Alkane has rising hopes for the hafnium to be produced at Dubbo, this metal having seen a good price increase in recent months and with some commentators saying it could reach $2,000/kg by the end of the year.
Hafnium, due to its high melting point (2, 233°C) and its alloying ability with other metals, is used in nuclear rods, engines for space rockets, and aircraft turbine blades. The global demand is only 80 tonnes a year but it is argued that limit is imposed by the fact that not much is available; increase the output, and applications will multiply – the scandium story replicated.

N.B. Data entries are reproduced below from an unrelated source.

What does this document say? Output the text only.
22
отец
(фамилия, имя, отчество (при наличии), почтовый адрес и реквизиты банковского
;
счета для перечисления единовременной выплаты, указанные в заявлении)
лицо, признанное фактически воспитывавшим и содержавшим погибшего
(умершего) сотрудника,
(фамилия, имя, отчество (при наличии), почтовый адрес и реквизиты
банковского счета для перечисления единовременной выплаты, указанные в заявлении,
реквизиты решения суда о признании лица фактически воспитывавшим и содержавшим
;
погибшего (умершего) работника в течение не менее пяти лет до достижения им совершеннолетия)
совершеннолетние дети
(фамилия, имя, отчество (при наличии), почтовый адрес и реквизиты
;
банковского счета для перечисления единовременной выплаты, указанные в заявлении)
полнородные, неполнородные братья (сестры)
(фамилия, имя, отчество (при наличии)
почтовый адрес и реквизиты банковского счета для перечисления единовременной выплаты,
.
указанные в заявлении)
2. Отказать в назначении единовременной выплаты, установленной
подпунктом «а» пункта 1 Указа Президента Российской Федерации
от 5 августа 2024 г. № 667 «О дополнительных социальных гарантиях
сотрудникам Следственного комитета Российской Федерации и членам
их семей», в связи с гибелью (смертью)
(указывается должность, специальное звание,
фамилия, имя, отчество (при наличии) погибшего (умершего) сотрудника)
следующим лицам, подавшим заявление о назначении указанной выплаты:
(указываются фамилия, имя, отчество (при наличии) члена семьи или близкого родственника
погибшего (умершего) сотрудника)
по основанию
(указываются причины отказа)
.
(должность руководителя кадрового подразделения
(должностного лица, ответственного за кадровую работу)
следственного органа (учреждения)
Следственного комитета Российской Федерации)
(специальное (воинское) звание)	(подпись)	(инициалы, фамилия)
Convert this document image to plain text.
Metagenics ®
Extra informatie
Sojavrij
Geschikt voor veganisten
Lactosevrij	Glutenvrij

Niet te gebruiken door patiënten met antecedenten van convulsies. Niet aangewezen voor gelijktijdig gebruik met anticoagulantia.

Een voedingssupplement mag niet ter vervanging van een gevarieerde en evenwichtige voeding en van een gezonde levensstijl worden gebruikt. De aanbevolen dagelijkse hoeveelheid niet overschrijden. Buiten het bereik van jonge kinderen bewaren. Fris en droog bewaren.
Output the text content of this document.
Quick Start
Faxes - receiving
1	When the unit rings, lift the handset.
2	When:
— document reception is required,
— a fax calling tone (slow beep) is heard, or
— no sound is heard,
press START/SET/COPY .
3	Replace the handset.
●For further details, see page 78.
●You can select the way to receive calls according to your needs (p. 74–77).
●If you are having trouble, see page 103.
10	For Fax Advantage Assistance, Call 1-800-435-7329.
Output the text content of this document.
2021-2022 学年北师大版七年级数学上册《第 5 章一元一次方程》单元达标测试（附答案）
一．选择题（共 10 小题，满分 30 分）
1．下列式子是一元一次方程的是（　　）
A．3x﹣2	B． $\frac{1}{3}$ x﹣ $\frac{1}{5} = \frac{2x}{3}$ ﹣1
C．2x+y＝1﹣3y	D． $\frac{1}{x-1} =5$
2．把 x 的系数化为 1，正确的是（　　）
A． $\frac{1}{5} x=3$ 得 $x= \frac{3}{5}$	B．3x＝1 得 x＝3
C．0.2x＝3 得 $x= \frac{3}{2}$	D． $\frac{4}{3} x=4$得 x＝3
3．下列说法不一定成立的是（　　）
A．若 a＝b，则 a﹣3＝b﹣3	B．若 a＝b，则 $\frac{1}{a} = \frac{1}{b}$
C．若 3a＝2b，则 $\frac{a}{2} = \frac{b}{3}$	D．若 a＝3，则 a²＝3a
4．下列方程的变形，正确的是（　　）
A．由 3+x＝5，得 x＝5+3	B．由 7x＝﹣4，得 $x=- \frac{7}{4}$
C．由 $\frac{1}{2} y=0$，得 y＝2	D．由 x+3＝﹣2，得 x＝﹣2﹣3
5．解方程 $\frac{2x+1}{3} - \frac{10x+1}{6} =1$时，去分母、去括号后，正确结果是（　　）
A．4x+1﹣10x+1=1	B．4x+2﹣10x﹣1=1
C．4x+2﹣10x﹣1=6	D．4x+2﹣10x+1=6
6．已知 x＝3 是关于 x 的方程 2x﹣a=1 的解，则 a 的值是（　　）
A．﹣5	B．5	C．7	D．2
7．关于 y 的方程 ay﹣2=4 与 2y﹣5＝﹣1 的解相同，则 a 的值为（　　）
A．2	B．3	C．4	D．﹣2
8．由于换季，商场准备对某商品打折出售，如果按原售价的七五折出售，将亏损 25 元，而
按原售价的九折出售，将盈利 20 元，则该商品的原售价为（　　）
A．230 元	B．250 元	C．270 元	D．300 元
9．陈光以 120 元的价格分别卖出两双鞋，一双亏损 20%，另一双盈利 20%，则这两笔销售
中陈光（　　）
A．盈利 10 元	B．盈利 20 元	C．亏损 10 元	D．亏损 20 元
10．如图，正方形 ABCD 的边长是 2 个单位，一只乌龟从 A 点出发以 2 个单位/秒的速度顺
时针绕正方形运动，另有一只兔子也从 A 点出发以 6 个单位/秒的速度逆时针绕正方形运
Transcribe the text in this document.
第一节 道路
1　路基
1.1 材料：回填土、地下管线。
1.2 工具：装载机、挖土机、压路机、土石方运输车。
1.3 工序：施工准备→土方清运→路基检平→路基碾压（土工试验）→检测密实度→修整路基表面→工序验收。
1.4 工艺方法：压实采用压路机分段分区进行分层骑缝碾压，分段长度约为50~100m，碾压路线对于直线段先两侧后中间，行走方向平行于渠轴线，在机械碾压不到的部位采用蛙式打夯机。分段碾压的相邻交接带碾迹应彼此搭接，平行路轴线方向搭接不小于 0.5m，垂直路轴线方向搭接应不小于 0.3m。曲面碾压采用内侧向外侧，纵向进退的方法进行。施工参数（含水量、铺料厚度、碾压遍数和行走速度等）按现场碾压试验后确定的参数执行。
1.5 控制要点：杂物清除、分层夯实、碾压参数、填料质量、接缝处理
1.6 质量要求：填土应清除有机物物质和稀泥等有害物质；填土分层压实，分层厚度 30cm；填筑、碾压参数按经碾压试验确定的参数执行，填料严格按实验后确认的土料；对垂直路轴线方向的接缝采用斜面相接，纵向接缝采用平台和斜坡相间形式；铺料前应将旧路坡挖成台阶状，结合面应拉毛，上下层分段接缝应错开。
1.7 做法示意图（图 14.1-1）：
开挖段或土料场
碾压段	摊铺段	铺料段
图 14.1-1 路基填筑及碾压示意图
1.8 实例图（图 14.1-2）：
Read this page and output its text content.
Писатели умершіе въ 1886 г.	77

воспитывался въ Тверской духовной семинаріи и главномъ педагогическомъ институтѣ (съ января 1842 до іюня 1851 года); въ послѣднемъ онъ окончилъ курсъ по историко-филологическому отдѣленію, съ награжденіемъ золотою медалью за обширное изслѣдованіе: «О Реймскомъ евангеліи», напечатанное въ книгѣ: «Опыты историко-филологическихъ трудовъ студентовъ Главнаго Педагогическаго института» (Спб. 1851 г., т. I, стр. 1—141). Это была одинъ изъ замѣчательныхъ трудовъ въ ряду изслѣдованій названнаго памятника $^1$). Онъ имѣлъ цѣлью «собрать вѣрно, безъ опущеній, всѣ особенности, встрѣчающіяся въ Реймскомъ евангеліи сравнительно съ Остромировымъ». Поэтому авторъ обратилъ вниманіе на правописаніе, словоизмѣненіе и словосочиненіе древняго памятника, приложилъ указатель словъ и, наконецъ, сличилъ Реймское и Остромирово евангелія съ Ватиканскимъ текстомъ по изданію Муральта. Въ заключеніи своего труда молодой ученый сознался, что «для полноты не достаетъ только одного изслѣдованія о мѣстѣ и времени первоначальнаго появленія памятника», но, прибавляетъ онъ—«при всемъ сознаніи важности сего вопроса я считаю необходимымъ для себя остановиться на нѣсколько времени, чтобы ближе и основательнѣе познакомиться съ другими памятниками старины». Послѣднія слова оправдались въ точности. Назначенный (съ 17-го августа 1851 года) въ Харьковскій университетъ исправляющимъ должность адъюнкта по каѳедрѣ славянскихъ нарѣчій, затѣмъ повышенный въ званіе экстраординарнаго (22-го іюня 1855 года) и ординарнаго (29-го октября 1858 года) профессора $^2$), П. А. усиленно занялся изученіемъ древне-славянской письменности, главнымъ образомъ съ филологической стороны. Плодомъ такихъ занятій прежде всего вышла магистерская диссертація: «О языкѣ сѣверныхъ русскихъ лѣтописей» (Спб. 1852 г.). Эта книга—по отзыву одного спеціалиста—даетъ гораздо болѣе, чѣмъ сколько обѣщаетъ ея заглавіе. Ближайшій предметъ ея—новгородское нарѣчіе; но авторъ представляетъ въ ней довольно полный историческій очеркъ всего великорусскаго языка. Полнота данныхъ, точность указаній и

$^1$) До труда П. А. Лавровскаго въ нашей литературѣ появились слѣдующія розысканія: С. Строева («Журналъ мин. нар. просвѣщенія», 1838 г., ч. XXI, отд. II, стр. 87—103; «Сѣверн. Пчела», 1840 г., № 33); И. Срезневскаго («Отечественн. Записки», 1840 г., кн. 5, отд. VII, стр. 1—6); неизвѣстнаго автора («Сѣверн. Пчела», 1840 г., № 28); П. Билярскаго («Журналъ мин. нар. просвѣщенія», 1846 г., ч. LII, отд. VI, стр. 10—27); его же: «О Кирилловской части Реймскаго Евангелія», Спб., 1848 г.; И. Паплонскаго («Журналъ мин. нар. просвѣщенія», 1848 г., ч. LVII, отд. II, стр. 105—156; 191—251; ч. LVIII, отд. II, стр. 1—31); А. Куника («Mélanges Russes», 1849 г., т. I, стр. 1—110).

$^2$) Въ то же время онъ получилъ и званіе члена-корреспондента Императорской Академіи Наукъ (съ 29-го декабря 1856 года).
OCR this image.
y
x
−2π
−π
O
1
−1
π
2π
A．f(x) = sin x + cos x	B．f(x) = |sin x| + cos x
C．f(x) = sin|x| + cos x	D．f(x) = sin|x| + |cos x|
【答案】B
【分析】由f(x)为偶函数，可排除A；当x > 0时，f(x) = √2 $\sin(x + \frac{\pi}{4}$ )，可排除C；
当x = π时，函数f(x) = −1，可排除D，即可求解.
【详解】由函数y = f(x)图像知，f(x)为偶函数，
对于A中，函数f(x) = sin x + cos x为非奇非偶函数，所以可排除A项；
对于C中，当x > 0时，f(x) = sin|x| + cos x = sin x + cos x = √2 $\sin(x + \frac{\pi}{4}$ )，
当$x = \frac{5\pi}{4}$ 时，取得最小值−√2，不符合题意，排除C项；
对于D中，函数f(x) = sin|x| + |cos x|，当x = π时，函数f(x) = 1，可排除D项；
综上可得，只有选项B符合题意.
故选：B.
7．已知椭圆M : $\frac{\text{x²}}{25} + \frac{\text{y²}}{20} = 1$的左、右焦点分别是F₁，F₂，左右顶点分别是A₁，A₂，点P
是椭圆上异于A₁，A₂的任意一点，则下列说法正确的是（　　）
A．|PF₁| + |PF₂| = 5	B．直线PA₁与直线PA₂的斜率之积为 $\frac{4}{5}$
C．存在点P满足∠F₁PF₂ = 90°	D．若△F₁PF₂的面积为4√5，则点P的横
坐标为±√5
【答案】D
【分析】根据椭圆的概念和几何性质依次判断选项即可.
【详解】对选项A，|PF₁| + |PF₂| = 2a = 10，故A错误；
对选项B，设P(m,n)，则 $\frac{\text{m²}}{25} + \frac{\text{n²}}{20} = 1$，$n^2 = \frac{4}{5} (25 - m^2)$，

Chalmers believes Dubbo could produce 200 tonnes a year.
There is no significance in the fact that NSW has permitted mining for 20 years: this is standard practice in the state, and companies then apply for permit renewal at the end of that period. The main Dubbo project has an expected life of 80 years, and 3km away there is the Railway deposit with a further 80 years of life in it, although the grades are not as good. So far four holes have been drilled there but Ian Chalmers said it will be for someone else, and at a time many years into the future, to make a decision about this satellite resource.
He still believes Dubbo will be the next non-China rare earth mine coming into existence. His initial focus will be on securing enough finance in Tranche 1 to complete the infrastructure – the road, power, water supply and offices – so that mine development can proceed smoothly as more money is raised. (The company also has the option of using a nearby railway line closed in 1987; it has been estimated that rehabilitation would cost about A$30 million.)